Nehmen wir ein konkretes Beispiel: Stellen Sie sich einen Lehrer in Dax vor, der sechs Jahre lang an der Universität Pau unter dem Status eines „Lehrbeauftragten für Übungen“ Zivilrecht unterrichtet hat. Er kann nun argumentieren, dass seine Tätigkeit der eines Lehrbeauftragten gleichwertig war, und somit die Befreiung beantragen. Vorsicht jedoch: Er muss solide Beweise vorlegen (Verträge, Bescheinigungen der Universität, Kursprogramme).

Für Eigentümer-Vermieter oder Immobilienprofis mag diese Entscheidung weit weg erscheinen. Aber wenn Sie eine Umschulung im Rechtsbereich erwägen oder einen Juristen beschäftigen, wissen Sie, dass der Weg über die universitäre Lehre eine Abkürzung zur Anwaltschaft sein kann. In Biscarrosse könnte ein Immobilienmakler, der auf Immobilienrecht spezialisierter Rechtsanwalt werden möchte, so seine Jahre

Questions fréquentes

Qui peut bénéficier de la dispense de formation d'avocat prévue à l'article 98 du décret de 1991 ?

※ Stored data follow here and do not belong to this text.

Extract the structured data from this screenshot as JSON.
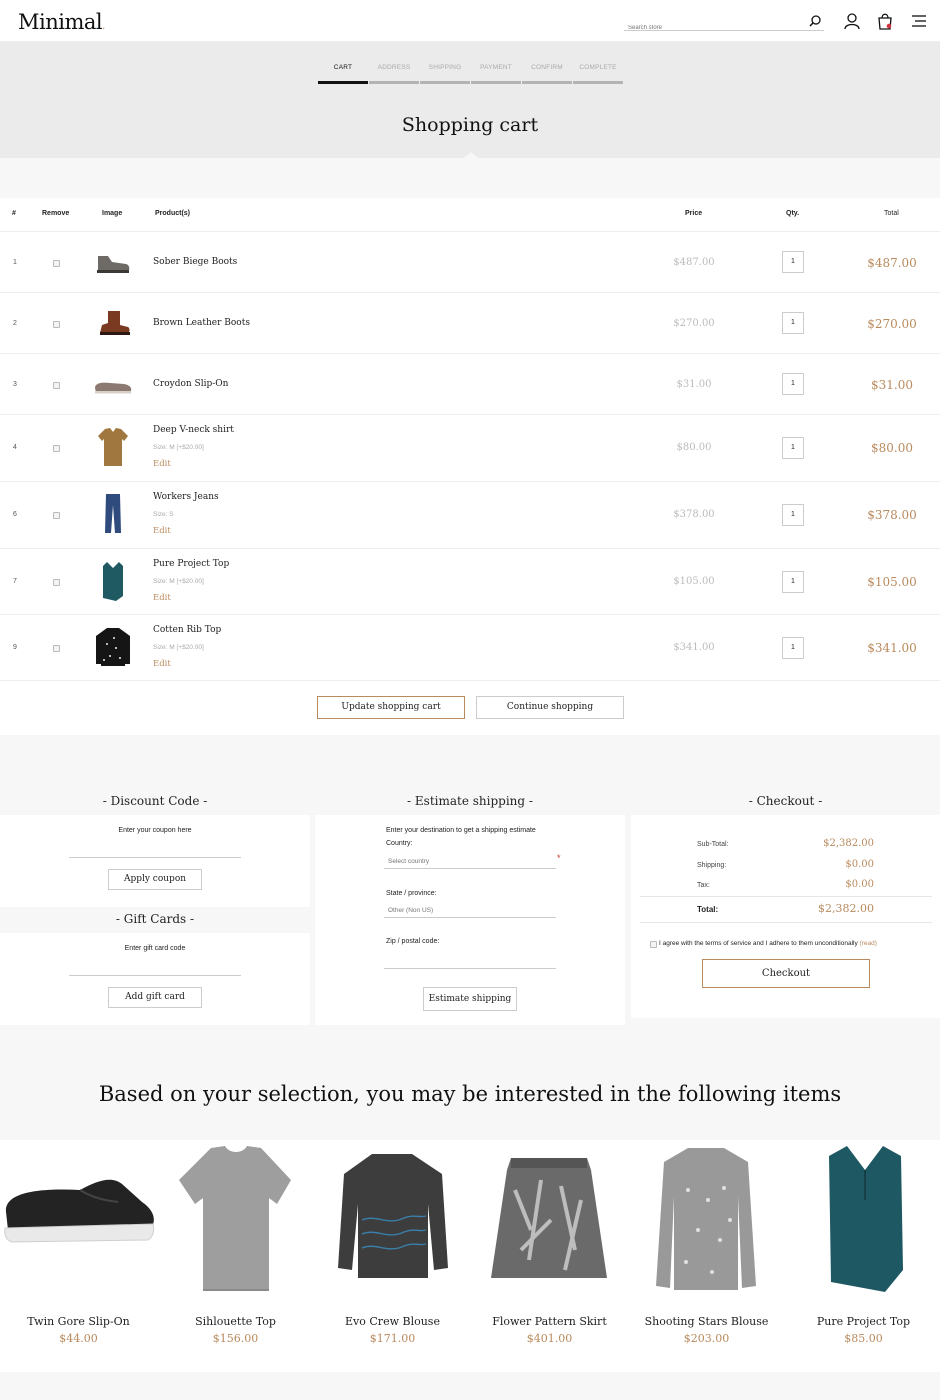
{
  "brand": {
    "logo": "Minimal",
    "logo_dot": "."
  },
  "search": {
    "placeholder": "Search store"
  },
  "steps": [
    "CART",
    "ADDRESS",
    "SHIPPING",
    "PAYMENT",
    "CONFIRM",
    "COMPLETE"
  ],
  "active_step": "CART",
  "page_title": "Shopping cart",
  "table": {
    "headers": {
      "num": "#",
      "remove": "Remove",
      "image": "Image",
      "products": "Product(s)",
      "price": "Price",
      "qty": "Qty.",
      "total": "Total"
    }
  },
  "cart_items": [
    {
      "num": "1",
      "name": "Sober Biege Boots",
      "size": "",
      "edit": "",
      "price": "$487.00",
      "qty": "1",
      "total": "$487.00",
      "icon": "boot-icon"
    },
    {
      "num": "2",
      "name": "Brown Leather Boots",
      "size": "",
      "edit": "",
      "price": "$270.00",
      "qty": "1",
      "total": "$270.00",
      "icon": "boot-icon"
    },
    {
      "num": "3",
      "name": "Croydon Slip-On",
      "size": "",
      "edit": "",
      "price": "$31.00",
      "qty": "1",
      "total": "$31.00",
      "icon": "slip-on-icon"
    },
    {
      "num": "4",
      "name": "Deep V-neck shirt",
      "size": "Size: M [+$20.00]",
      "edit": "Edit",
      "price": "$80.00",
      "qty": "1",
      "total": "$80.00",
      "icon": "tshirt-icon"
    },
    {
      "num": "6",
      "name": "Workers Jeans",
      "size": "Size: S",
      "edit": "Edit",
      "price": "$378.00",
      "qty": "1",
      "total": "$378.00",
      "icon": "jeans-icon"
    },
    {
      "num": "7",
      "name": "Pure Project Top",
      "size": "Size: M [+$20.00]",
      "edit": "Edit",
      "price": "$105.00",
      "qty": "1",
      "total": "$105.00",
      "icon": "top-icon"
    },
    {
      "num": "9",
      "name": "Cotten Rib Top",
      "size": "Size: M [+$20.00]",
      "edit": "Edit",
      "price": "$341.00",
      "qty": "1",
      "total": "$341.00",
      "icon": "sweater-icon"
    }
  ],
  "cart_buttons": {
    "update": "Update shopping cart",
    "continue": "Continue shopping"
  },
  "discount": {
    "title": "- Discount Code -",
    "label": "Enter your coupon here",
    "button": "Apply coupon"
  },
  "gift": {
    "title": "- Gift Cards -",
    "label": "Enter gift card code",
    "button": "Add gift card"
  },
  "shipping": {
    "title": "- Estimate shipping -",
    "intro": "Enter your destination to get a shipping estimate",
    "country_label": "Country:",
    "country_value": "Select country",
    "required_mark": "*",
    "state_label": "State / province:",
    "state_value": "Other (Non US)",
    "zip_label": "Zip / postal code:",
    "button": "Estimate shipping"
  },
  "checkout": {
    "title": "- Checkout -",
    "subtotal_label": "Sub-Total:",
    "subtotal": "$2,382.00",
    "shipping_label": "Shipping:",
    "shipping": "$0.00",
    "tax_label": "Tax:",
    "tax": "$0.00",
    "total_label": "Total:",
    "total": "$2,382.00",
    "terms": "I agree with the terms of service and I adhere to them unconditionally",
    "terms_link": "(read)",
    "button": "Checkout"
  },
  "recommendations": {
    "title": "Based on your selection, you may be interested in the following items",
    "items": [
      {
        "name": "Twin Gore Slip-On",
        "price": "$44.00",
        "icon": "sneaker-icon"
      },
      {
        "name": "Sihlouette Top",
        "price": "$156.00",
        "icon": "tshirt-icon"
      },
      {
        "name": "Evo Crew Blouse",
        "price": "$171.00",
        "icon": "sweater-icon"
      },
      {
        "name": "Flower Pattern Skirt",
        "price": "$401.00",
        "icon": "skirt-icon"
      },
      {
        "name": "Shooting Stars Blouse",
        "price": "$203.00",
        "icon": "sweater-icon"
      },
      {
        "name": "Pure Project Top",
        "price": "$85.00",
        "icon": "top-icon"
      }
    ]
  },
  "colors": {
    "accent": "#b98a5d",
    "band": "#ebebeb",
    "page": "#f7f7f7"
  }
}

Les docteurs en droit qui ont enseigné pendant au moins cinq ans en qualité de maître de conférence, maître assistant ou chargé de cours dans une UFR juridique, même si cette fonction n'est plus officiellement conférée aujourd'hui.

Puis-je demander la dispense si j'étais chargé de travaux dirigés et non chargé de cours ?

Oui, si vous prouvez que vos fonctions étaient équivalentes à celles d'un chargé de cours. La Cour de cassation privilégie la réalité des fonctions sur l'intitulé du poste.

Quels sont les délais pour contester un refus de dispense ?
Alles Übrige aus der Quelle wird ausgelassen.